Para isso temos que voltar na época onde a escravidão estava dentro da lei. Neste periodo, os únicos negros que faziam parte da casa grande eram as negras idosas, a quem era limitada a cozinha, as arrumadeiras, que eram geralmente negras de meia idade, as mucamas, que colaboravam com as arrumadeiras e acompanhavam as senhoras nos passeios, essas eram negras bonitas e jovens, que o senhor escolhia a dedo. Esses negros eram tidos como sortudos pelos seus pares, e os brancos viam o ato de permitir que estes frequentassem a casa grande como um grande favor. Favor esse que não as privava de ir para o tronco, ficar sem comer ou sofrer todos os tipos de agressões. Principalmente as mucamas, que eram vítimas dos ciúmes da sinhá e sofriam violências das mais variadas. Há relatos até de queimaduras faciais para desconfigurar seus belos traços.

Nessa breve e rasa fala, podemos entender os estereótipos de serventes negros em casa de brancos ainda hoje. É a cozinheiro idosa, que foi ama de leite dos filhos dos patrões, que criou os filhos deles enquanto os dela se criavam só, que traz a filha, ainda jovem, para ajudar a arrumar a casa porque a coluna dela não a permite mais. É essa filha que será vítima dos assédios do seu “irmão” de leite, assim como sua mãe outrora foi assediada pelo patrão, e são esses assédios que farão o filho dos ricos ser enaltecido e seu pai se vangloriar dizendo “tal pai tal filho”.

 O “ser da família” é a falsa ideia branca de pensar que só por permear o meio deles, ainda que como subalternos, devemos ser gratos pelas migalhas e relevar toda violência recebida.

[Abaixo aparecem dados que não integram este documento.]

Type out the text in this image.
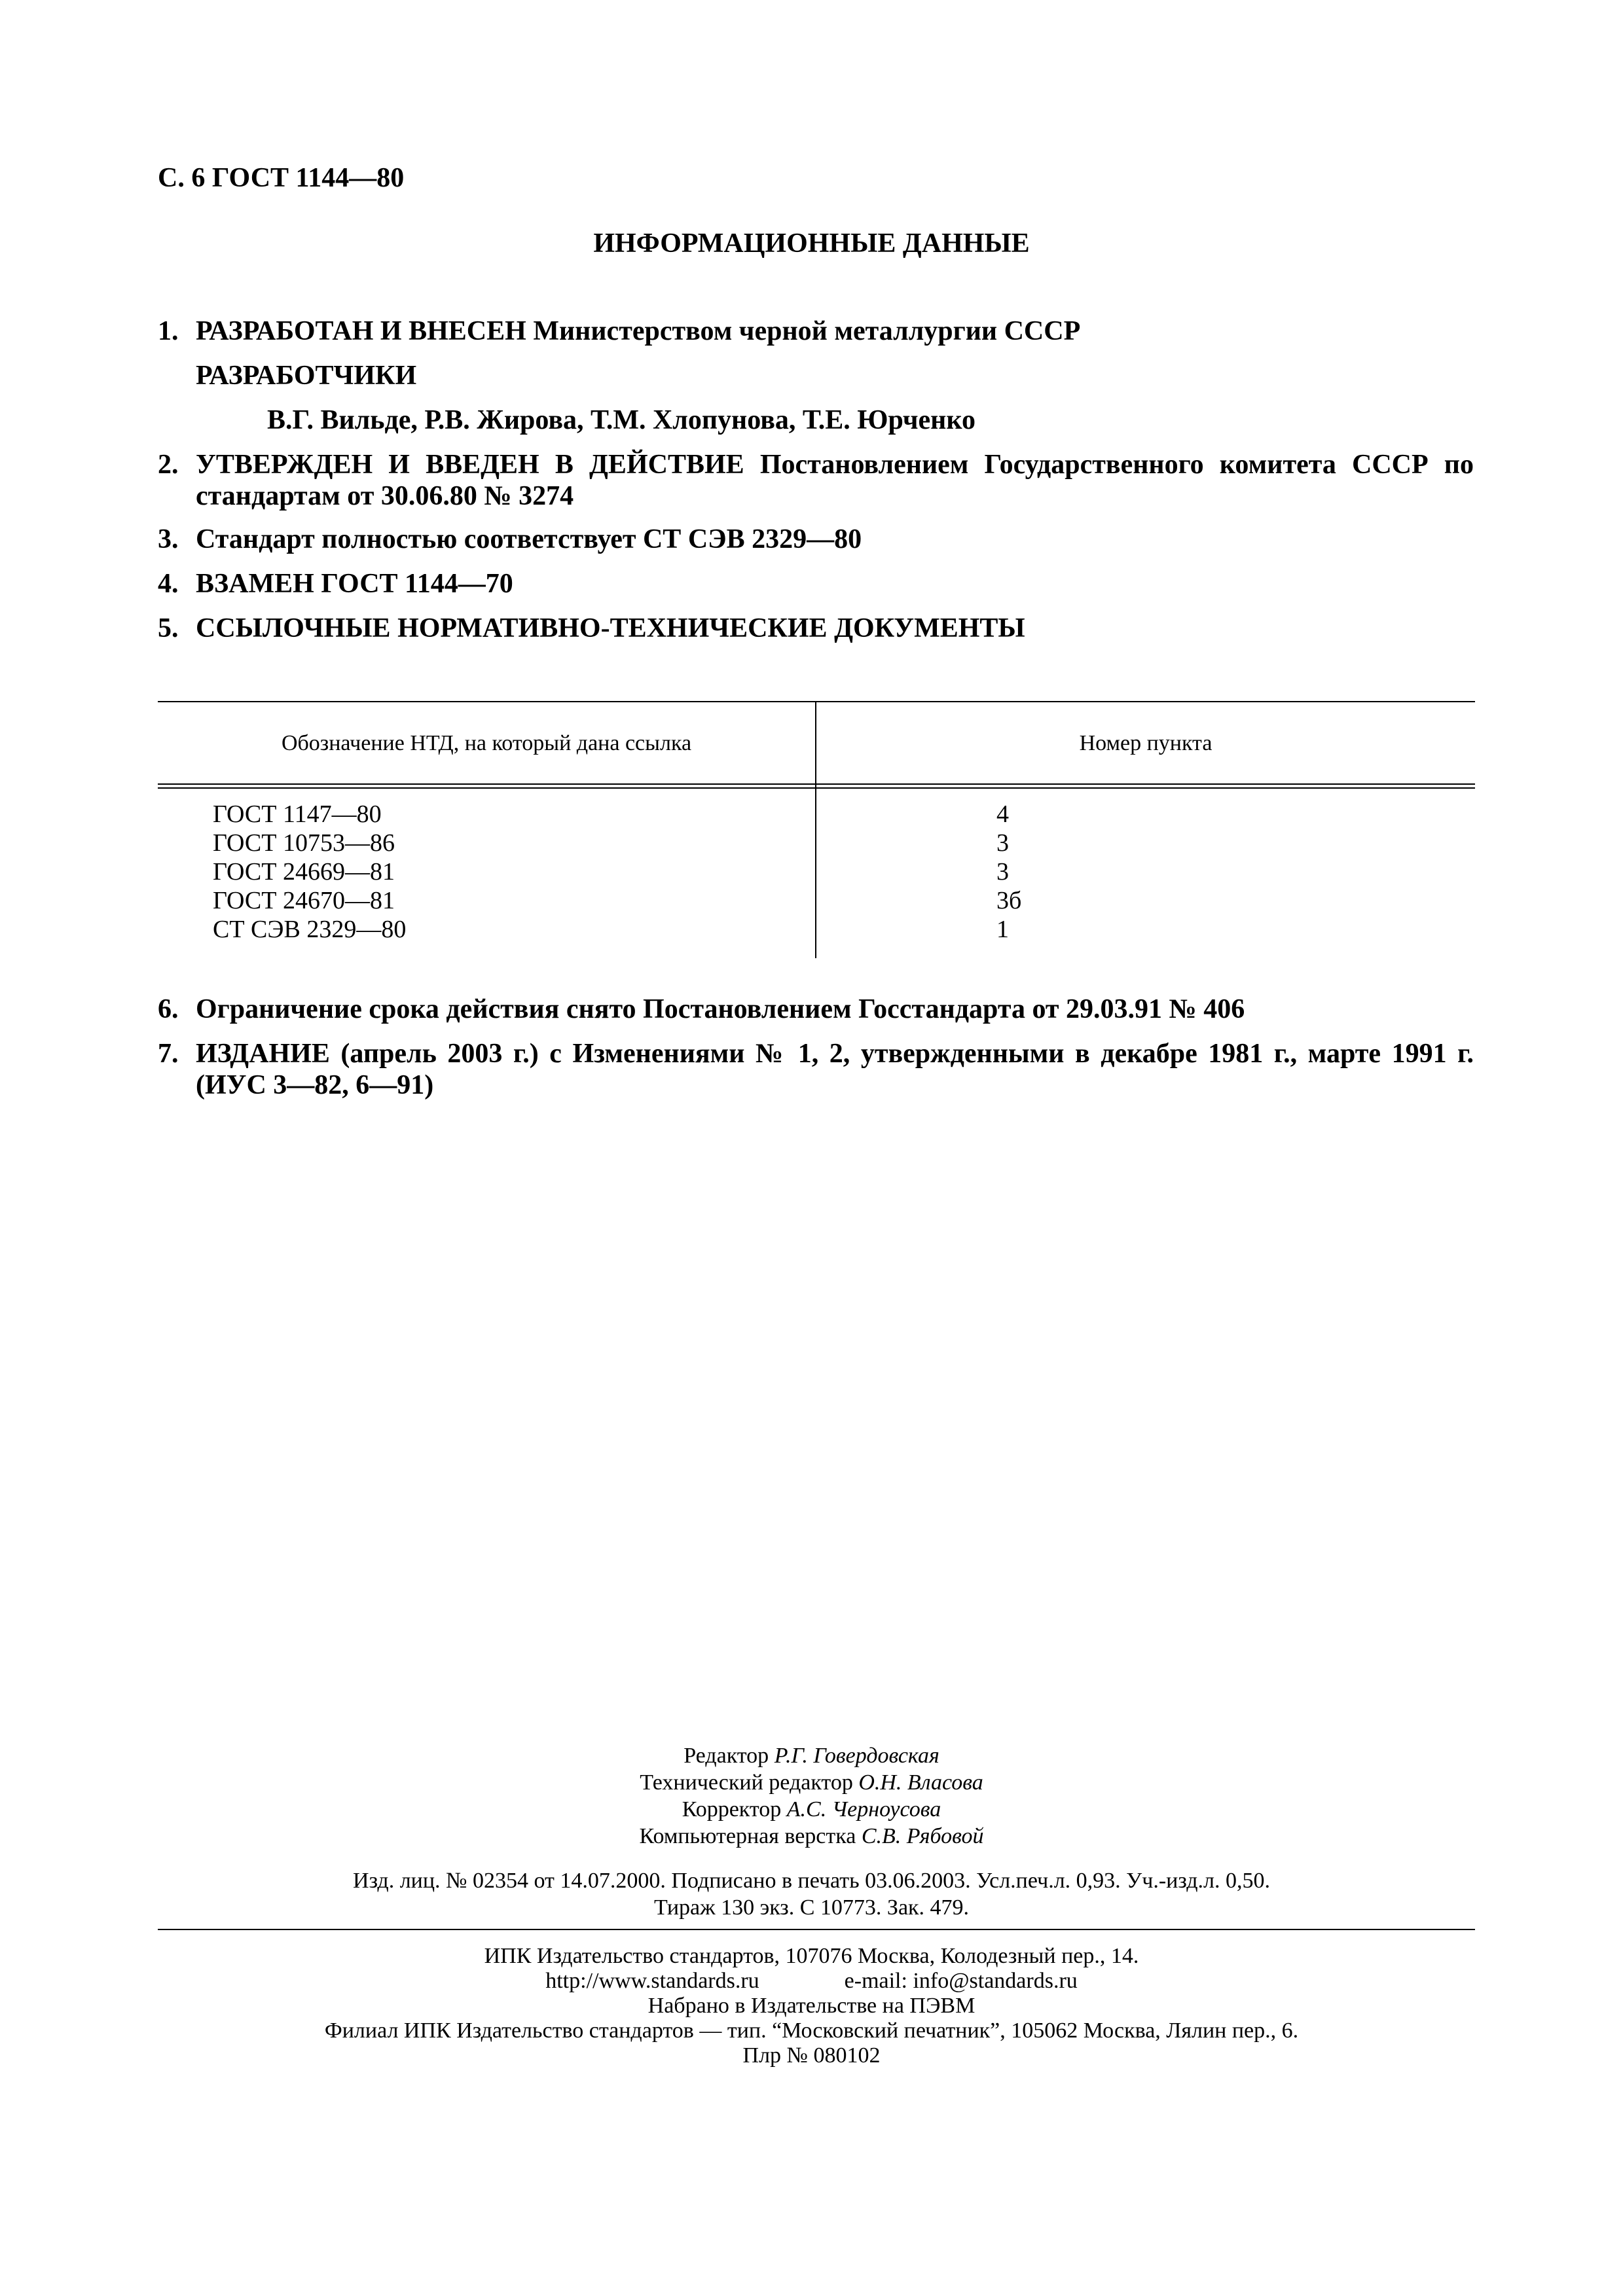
С. 6 ГОСТ 1144—80
ИНФОРМАЦИОННЫЕ ДАННЫЕ
1. РАЗРАБОТАН И ВНЕСЕН Министерством черной металлургии СССР
РАЗРАБОТЧИКИ
В.Г. Вильде, Р.В. Жирова, Т.М. Хлопунова, Т.Е. Юрченко
2. УТВЕРЖДЕН И ВВЕДЕН В ДЕЙСТВИЕ Постановлением Государственного комитета СССР по стандартам от 30.06.80 № 3274
3. Стандарт полностью соответствует СТ СЭВ 2329—80
4. ВЗАМЕН ГОСТ 1144—70
5. ССЫЛОЧНЫЕ НОРМАТИВНО-ТЕХНИЧЕСКИЕ ДОКУМЕНТЫ
Обозначение НТД, на который дана ссылка	Номер пункта
ГОСТ 1147—80
ГОСТ 10753—86
ГОСТ 24669—81
ГОСТ 24670—81
СТ СЭВ 2329—80
4
3
3
3б
1
6. Ограничение срока действия снято Постановлением Госстандарта от 29.03.91 № 406
7. ИЗДАНИЕ (апрель 2003 г.) с Изменениями № 1, 2, утвержденными в декабре 1981 г., марте 1991 г. (ИУС 3—82, 6—91)
Редактор Р.Г. Говердовская
Технический редактор О.Н. Власова
Корректор А.С. Черноусова
Компьютерная верстка С.В. Рябовой
Изд. лиц. № 02354 от 14.07.2000. Подписано в печать 03.06.2003. Усл.печ.л. 0,93. Уч.-изд.л. 0,50.
Тираж 130 экз. С 10773. Зак. 479.
ИПК Издательство стандартов, 107076 Москва, Колодезный пер., 14.
http://www.standards.ru	e-mail: info@standards.ru
Набрано в Издательстве на ПЭВМ
Филиал ИПК Издательство стандартов — тип. “Московский печатник”, 105062 Москва, Лялин пер., 6.
Плр № 080102
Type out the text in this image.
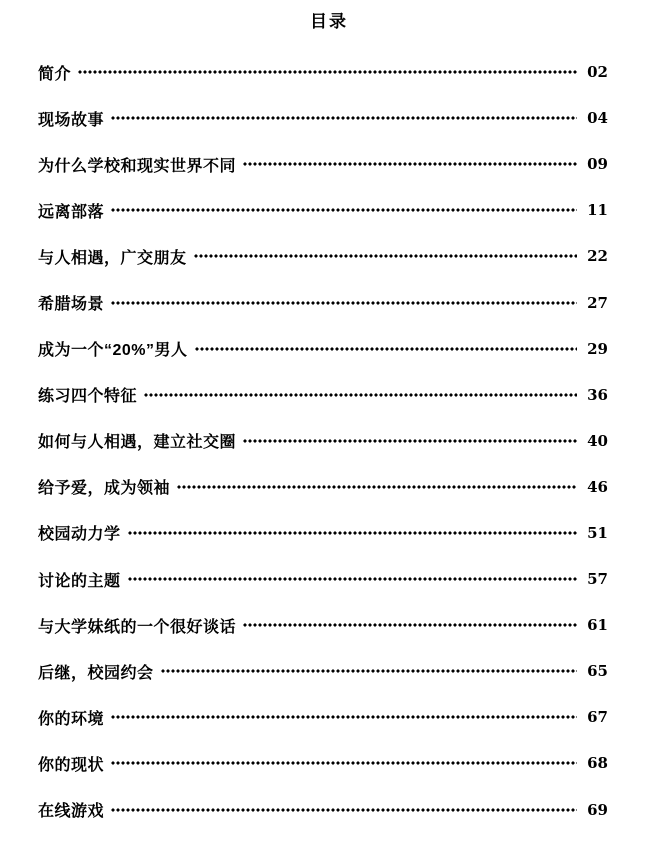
目录
简介	02
现场故事	04
为什么学校和现实世界不同	09
远离部落	11
与人相遇，广交朋友	22
希腊场景	27
成为一个“20%”男人	29
练习四个特征	36
如何与人相遇，建立社交圈	40
给予爱，成为领袖	46
校园动力学	51
讨论的主题	57
与大学妹纸的一个很好谈话	61
后继，校园约会	65
你的环境	67
你的现状	68
在线游戏	69
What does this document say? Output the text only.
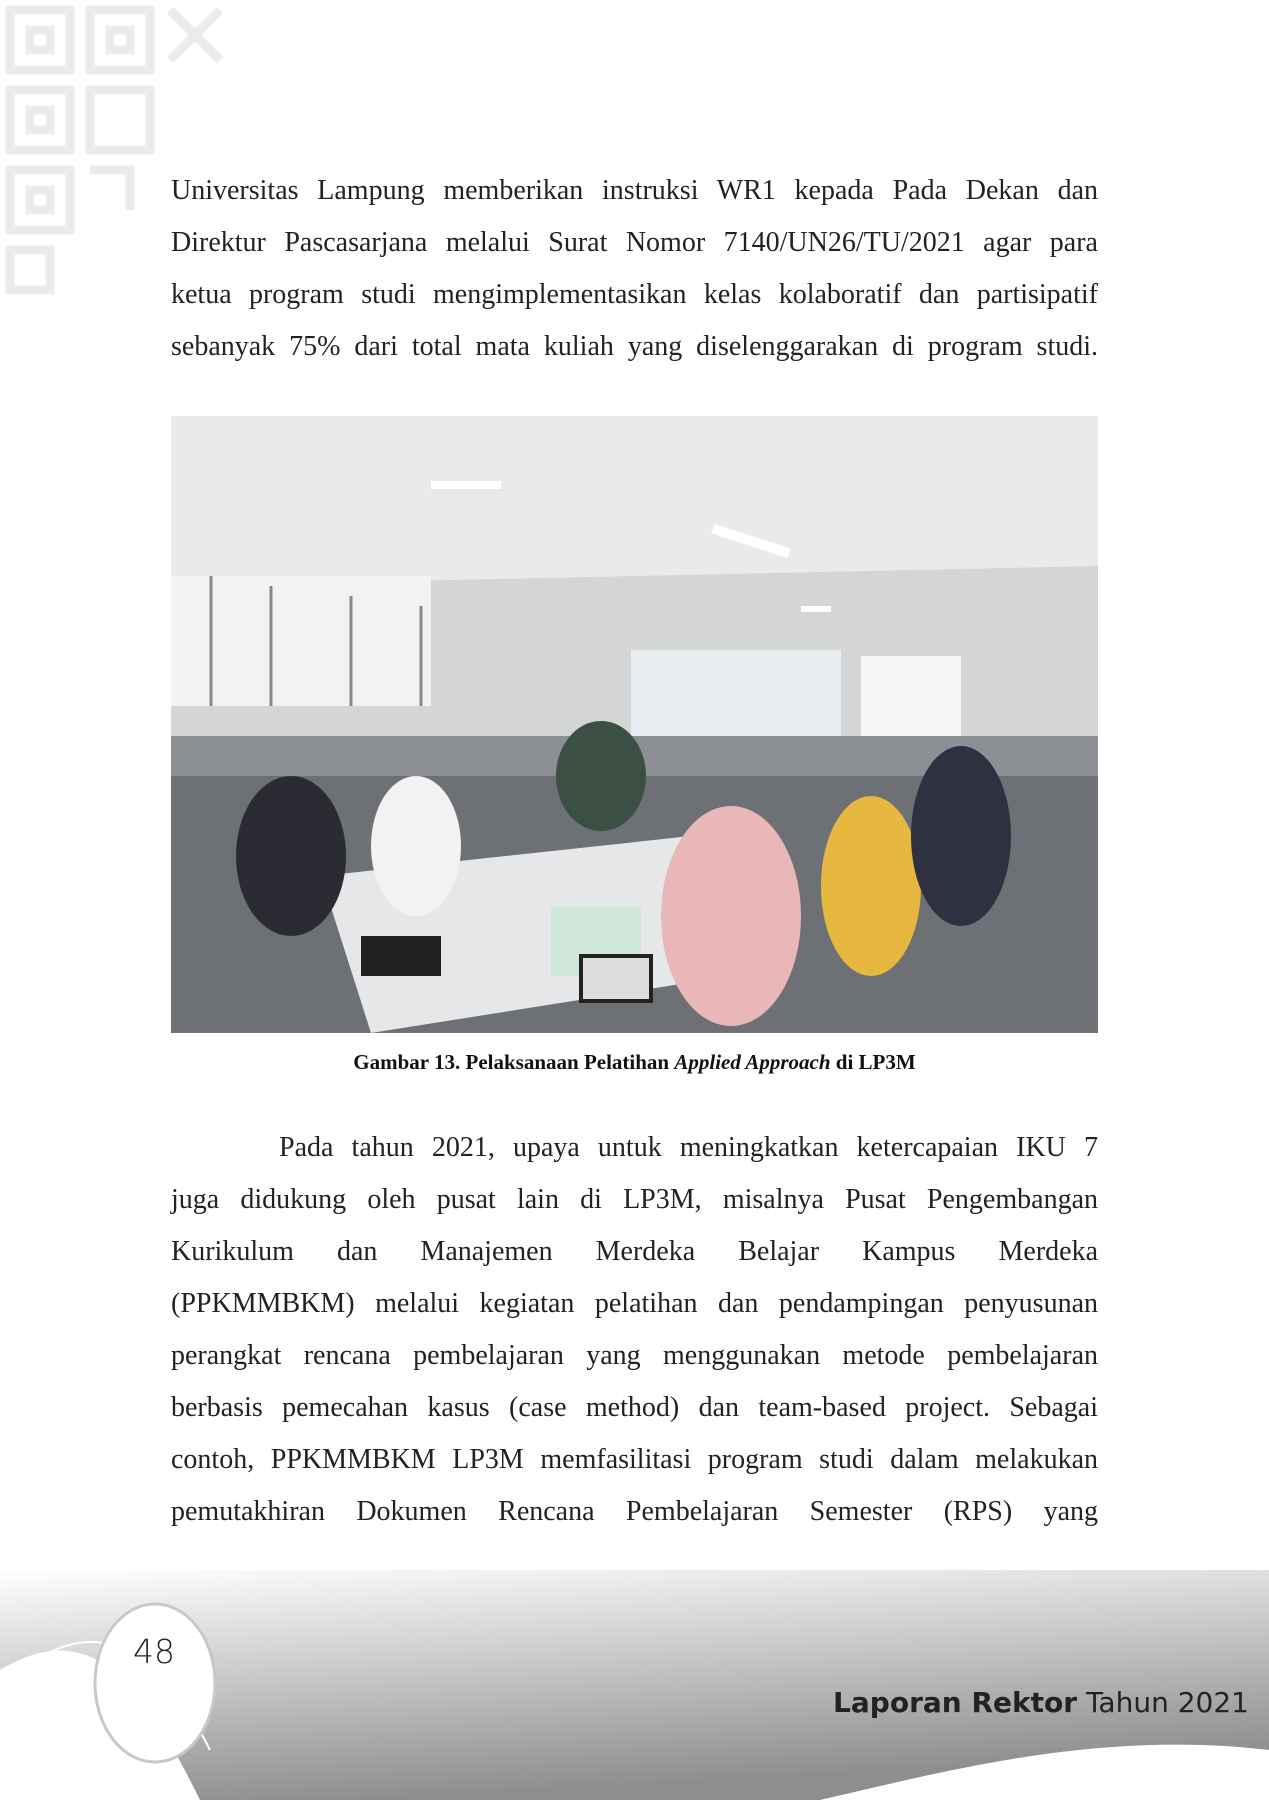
Universitas Lampung memberikan instruksi WR1 kepada Pada Dekan dan
Direktur Pascasarjana melalui Surat Nomor 7140/UN26/TU/2021 agar para
ketua program studi mengimplementasikan kelas kolaboratif dan partisipatif
sebanyak 75% dari total mata kuliah yang diselenggarakan di program studi.
Gambar 13. Pelaksanaan Pelatihan Applied Approach di LP3M
Pada tahun 2021, upaya untuk meningkatkan ketercapaian IKU 7
juga didukung oleh pusat lain di LP3M, misalnya Pusat Pengembangan
Kurikulum dan Manajemen Merdeka Belajar Kampus Merdeka
(PPKMMBKM) melalui kegiatan pelatihan dan pendampingan penyusunan
perangkat rencana pembelajaran yang menggunakan metode pembelajaran
berbasis pemecahan kasus (case method) dan team-based project. Sebagai
contoh, PPKMMBKM LP3M memfasilitasi program studi dalam melakukan
pemutakhiran Dokumen Rencana Pembelajaran Semester (RPS) yang
48
Laporan Rektor Tahun 2021
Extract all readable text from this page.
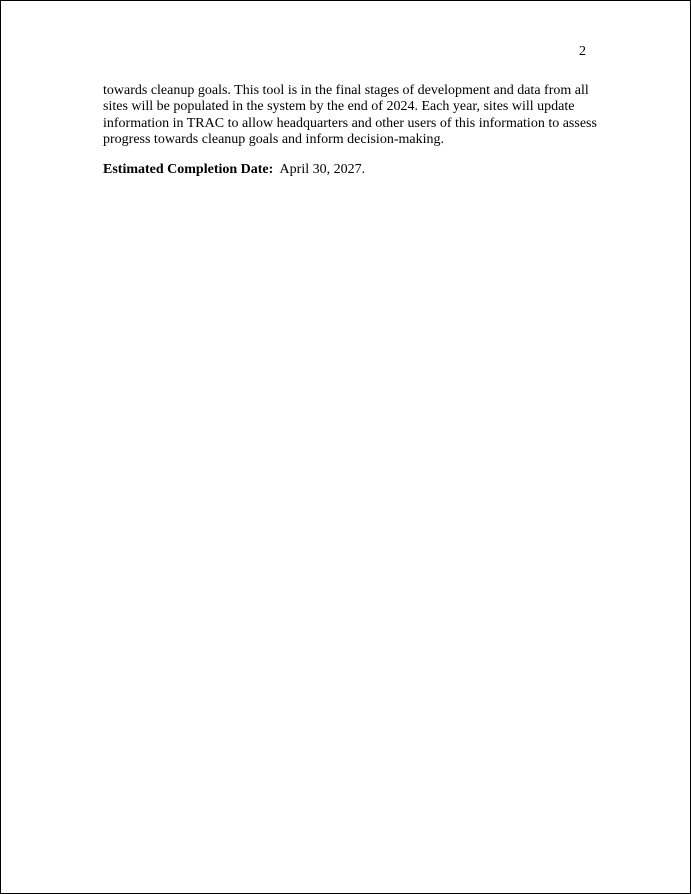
2

towards cleanup goals. This tool is in the final stages of development and data from all
sites will be populated in the system by the end of 2024. Each year, sites will update
information in TRAC to allow headquarters and other users of this information to assess
progress towards cleanup goals and inform decision-making.

Estimated Completion Date: April 30, 2027.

Violência essa que mudou, mas nem tanto, do tempo do Brasil colonial para cá. Madalena não só viveu 54 anos em situação análoga à escravidão, como teve R$ 20 mil de sua aposentadoria roubada pela filha do casal dos “ex-patrões”. E isso não é incomum. Nos últimos meses, tivemos também a Yolanda, de 89 anos, que ficou 50 anos sendo escravizada e a Madalena Giordano, de 46, que ficou 38 anos passando por exploração. Esse tipo de conduta se perpetuará enquanto o imaginário social, moldado por toda estrutura racista, colocar brancos como superiores e salvadores. Vale ressaltar também que os reflexos da escravização africana são vistos a todo momento na sociedade contemporânea, e não só nesses momentos mais absurdos.

Por fim, é preciso falar também que Madalena Giordano, Yolanda e Madalena da Silva tem em comum a cor da pele. 82% dos resgatados em trabalhos similares ao da esvravidão no Brasil são negras e negros. E isso não é coincidência, é projeto de exploração.